我正在查询以获取每天的 uid 的累积不同计数。
示例:假设有 2 个 uid (100,200( 出现在日期 2016-11-01,它们也出现在第二天,新的 uid 300 (100,200,300( 出现在 2016-11-02在这一点上,我希望商店累积计数为 3 而不是 5(用户 ID 100 和 200 已经出现在过去一天(。
Input table:
date uid
2016-11-01 100
2016-11-01 200
2016-11-01 300
2016-11-01 400
2016-11-02 100
2016-11-02 200
2016-11-03 300
2016-11-03 400
2016-11-03 500
2016-11-03 600
2016-11-04 700
Expected query result:
date daily_cumulative_count
2016-11-01 4
2016-11-02 4
2016-11-03 6
2016-11-04 7
到目前为止,我能够每天获得累积的不同计数,但它也包括前一天以前的不同 uid。
SELECT
date,
SUM(count) OVER (
ORDER BY date ASC
ROWS BETWEEN UNBOUNDED PRECEDING AND CURRENT ROW
)
FROM (
SELECT
date,
COUNT(DISTINCT uid) AS count
FROM sample_table
GROUP by 1
)ORDER BY date DESC;
任何形式的帮助将不胜感激。
最简单的方法:
SELECT *, count(*) over (order by fst_date ) cum_uids
FROM (
SELECT uid, min(date) fst_date FROM t GROUP BY uid
) t
或类似的东西
WITH firstseen AS (
SELECT uid, MIN(date) date
FROM sample_table
GROUP BY 1
)
SELECT DISTINCT date, COUNT(uid) OVER (ORDER BY date) daily_cumulative_count
FROM firstseen
ORDER BY 1
使用SELECT DISTINCT因为(date, COUNT(uid))会重复很多次。
说明:对于每个日期dt,它计算从最早日期到dt的uid,因为我们指定ORDER BY date并且默认为BETWEEN UNBOUNDED PRECEDING AND CURRENT ROW。
您可以使用
exists来检查之前的任何日期是否存在 ID。然后获取运行总和并找到每个组的最大值,这将获得每日不同的累积计数。

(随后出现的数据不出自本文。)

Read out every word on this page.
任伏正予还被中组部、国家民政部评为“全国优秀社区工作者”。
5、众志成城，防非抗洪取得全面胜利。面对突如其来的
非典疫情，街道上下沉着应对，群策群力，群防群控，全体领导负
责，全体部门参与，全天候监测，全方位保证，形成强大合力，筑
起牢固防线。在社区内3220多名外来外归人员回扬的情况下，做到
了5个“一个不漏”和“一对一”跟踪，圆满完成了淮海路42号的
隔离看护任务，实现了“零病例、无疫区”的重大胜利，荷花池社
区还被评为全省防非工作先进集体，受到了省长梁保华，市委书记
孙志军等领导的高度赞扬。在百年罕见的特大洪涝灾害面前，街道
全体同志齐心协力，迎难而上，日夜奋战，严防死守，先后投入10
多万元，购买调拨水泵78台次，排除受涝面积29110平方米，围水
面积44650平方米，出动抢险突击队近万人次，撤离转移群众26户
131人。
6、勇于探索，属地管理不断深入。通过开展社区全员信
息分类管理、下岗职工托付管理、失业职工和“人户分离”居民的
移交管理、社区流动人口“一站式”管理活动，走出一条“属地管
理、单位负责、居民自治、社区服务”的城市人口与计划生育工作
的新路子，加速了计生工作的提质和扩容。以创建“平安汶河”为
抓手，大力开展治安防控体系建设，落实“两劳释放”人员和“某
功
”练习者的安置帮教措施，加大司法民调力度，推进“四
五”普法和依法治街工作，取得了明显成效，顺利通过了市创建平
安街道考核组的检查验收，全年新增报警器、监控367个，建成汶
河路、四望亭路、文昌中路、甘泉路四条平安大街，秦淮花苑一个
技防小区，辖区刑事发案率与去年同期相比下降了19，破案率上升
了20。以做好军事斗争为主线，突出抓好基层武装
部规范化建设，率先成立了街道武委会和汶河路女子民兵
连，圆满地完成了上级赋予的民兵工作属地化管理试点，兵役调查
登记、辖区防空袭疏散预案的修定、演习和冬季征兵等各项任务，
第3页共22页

select dt, max(col) as daily_cumulative_count
from (select t1.*,
sum(case when not exists (select 1 from t where t1.dt > dt and id = t1.uid) then 1 else 0 end) over(order by dt) col
from t t1) x
group by dt
请尝试
以下操作...
SELECT date AS date
COUNT( uid ) AS daily_cumulative_count
FROM ( SELECT leftTable.date AS date,
rightTable.uid AS uid
FROM sample_table AS leftTable
JOIN sample_table AS rightTable ON leftTable.date >= rightTable.date
GROUP BY leftTable.date,
rightTable.uid
) AS allUIDSForDateFinder
GROUP BY date;
此语句首先将一个 sample_table 实例连接到另一个实例,以便 leftTable 中的每条记录都与具有更早或相等date值的rightTable的每个记录的副本相关联。 这有效地将列表附加到该date值之前发生的所有uid值的每个date。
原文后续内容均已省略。